I would therefore assume that at least some hardware solutions would allow this. I vaguely recall reading about a particular controller being able to convert a single drive into a RAID1 array (without losing data along the way) as long as there was a small amount of space partitioned at the end of the source drive so the controller could store its array data without clobbering the end of a filesystem, but that was some years ago (Windows NT4/2000 era) and can't find the reference now (or remember which controller was being talked about, it may have been an IBM ServerRAID product as at the time I managed some machines that used these). This would give you your rebuild strategy (build the new system on a non-RAIDed drive, install the other drive as a degraded RAID1, copy the data, then wipe that drive and use the "single disk -> array" feature if present to rebuild by syncing onto that unit).

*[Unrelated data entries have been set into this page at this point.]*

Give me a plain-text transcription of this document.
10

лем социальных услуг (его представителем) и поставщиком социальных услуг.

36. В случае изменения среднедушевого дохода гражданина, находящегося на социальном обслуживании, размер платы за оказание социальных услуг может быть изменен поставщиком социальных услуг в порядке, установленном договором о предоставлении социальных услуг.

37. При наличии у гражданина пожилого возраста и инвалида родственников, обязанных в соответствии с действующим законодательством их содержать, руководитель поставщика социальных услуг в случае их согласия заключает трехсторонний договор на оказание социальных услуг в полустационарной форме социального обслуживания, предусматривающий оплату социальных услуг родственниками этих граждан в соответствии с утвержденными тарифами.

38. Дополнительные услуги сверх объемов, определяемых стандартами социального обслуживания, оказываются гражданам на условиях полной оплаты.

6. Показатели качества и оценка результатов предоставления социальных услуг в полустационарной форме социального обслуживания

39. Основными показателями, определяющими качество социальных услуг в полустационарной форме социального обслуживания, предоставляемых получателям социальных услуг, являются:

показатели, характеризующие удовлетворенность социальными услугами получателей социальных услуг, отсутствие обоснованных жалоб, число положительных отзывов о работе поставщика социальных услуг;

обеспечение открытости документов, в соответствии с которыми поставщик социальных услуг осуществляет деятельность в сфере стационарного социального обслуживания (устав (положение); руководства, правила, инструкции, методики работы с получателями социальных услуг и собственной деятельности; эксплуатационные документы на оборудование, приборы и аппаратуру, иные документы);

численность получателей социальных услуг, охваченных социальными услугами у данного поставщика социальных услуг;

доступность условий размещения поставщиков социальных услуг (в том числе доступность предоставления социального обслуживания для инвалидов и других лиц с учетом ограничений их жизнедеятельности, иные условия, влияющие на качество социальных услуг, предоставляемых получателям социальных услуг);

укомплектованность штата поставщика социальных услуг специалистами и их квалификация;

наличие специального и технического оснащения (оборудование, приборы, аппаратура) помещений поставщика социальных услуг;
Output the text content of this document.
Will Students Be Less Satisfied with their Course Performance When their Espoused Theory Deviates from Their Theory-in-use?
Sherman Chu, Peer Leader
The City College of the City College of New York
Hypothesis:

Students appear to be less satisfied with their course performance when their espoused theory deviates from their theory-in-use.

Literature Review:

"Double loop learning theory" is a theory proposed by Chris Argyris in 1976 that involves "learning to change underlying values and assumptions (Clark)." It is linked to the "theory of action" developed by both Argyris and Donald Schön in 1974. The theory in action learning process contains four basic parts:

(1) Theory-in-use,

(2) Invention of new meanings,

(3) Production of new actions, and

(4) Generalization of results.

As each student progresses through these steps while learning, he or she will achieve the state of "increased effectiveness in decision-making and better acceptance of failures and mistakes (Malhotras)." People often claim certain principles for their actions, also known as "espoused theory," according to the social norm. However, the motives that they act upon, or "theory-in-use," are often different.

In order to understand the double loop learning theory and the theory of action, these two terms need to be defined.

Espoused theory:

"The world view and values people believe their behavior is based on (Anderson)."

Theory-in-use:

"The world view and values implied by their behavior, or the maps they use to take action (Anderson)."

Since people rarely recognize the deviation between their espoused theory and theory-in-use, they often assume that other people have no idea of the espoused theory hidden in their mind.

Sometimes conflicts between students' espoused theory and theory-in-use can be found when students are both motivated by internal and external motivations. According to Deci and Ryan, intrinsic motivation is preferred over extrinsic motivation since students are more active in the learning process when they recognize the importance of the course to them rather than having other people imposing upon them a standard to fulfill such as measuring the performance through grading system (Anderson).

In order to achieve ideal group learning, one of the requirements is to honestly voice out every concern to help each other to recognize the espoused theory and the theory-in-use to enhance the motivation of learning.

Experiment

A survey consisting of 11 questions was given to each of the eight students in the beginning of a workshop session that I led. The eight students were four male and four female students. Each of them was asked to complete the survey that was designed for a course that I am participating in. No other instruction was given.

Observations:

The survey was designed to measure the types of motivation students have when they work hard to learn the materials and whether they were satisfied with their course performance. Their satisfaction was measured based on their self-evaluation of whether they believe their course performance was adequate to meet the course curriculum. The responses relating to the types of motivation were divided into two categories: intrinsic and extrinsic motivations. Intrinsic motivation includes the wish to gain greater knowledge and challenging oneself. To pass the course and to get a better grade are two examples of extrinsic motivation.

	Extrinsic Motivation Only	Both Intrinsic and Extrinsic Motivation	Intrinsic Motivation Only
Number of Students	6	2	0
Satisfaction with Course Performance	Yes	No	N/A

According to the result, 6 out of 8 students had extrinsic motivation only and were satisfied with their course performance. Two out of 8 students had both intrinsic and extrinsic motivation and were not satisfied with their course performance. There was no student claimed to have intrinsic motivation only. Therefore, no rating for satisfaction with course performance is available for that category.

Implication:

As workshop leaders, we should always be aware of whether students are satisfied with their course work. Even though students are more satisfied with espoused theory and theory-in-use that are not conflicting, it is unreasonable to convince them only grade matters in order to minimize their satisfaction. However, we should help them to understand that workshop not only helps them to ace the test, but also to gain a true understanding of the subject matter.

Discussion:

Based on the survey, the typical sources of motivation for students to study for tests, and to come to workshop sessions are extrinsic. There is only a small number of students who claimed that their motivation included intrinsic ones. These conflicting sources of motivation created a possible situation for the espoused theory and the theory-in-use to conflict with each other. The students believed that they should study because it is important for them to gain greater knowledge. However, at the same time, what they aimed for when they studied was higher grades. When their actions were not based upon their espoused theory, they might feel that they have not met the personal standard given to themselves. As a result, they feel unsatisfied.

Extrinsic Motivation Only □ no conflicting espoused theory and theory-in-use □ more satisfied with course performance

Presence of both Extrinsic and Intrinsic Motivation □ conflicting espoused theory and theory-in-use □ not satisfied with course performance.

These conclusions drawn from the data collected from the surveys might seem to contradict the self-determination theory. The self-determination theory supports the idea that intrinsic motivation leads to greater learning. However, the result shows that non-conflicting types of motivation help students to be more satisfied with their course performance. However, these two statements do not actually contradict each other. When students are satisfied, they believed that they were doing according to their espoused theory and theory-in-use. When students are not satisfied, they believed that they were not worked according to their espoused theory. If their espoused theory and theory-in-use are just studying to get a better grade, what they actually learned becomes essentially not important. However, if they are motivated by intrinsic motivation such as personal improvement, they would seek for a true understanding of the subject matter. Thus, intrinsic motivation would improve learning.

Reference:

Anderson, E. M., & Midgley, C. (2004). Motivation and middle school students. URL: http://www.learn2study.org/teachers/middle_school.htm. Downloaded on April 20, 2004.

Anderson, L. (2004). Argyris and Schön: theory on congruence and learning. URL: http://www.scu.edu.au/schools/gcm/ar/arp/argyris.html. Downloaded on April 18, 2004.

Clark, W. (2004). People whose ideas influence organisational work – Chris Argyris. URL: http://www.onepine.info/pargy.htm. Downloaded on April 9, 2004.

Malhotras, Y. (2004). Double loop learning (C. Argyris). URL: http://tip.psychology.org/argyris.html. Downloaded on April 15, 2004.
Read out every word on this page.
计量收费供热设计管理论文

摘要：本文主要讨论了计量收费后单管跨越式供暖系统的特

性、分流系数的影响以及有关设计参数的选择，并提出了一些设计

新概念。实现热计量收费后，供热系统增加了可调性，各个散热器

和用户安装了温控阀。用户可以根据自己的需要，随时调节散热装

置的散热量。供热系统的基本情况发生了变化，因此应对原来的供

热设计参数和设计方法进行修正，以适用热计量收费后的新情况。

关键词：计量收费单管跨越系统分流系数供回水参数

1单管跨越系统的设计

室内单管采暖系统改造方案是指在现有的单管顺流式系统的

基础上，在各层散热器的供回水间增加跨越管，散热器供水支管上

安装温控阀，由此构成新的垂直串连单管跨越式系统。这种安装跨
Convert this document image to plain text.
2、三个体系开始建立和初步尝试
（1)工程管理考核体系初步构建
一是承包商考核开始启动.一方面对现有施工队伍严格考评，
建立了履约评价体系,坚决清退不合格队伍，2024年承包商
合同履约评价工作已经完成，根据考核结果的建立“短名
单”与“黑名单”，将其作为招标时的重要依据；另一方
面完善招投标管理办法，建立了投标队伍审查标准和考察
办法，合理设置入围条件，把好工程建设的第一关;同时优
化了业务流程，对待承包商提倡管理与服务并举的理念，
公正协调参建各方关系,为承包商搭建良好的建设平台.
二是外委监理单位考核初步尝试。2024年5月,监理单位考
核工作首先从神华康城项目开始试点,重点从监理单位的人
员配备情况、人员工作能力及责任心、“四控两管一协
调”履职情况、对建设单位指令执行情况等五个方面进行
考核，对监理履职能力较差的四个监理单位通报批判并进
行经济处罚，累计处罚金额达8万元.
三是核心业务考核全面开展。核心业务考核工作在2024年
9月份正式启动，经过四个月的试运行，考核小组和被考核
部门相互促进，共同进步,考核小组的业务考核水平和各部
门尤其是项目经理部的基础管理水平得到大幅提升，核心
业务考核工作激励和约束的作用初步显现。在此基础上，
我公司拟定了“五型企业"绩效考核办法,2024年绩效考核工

While you don't have spare storage of the sort of size needed for your array, do you have any smaller drives around that you could use to experiment on? Remove the current drives, build a simple system with the small drives and add some other data, then try your rebuild procedure and see if the controller behaves as you wish it to.

I would be inclined to take a full backup before starting any such procedure anyway, even if I'd tested the procedure on other drives first. If you already have a good backup arrangement then you should be able to just rebuild the drives without the extra messing around (and restore the data from backup afterwards). If not then this is an opportunity to take you first full backup, you will probably actually take less time this way around too.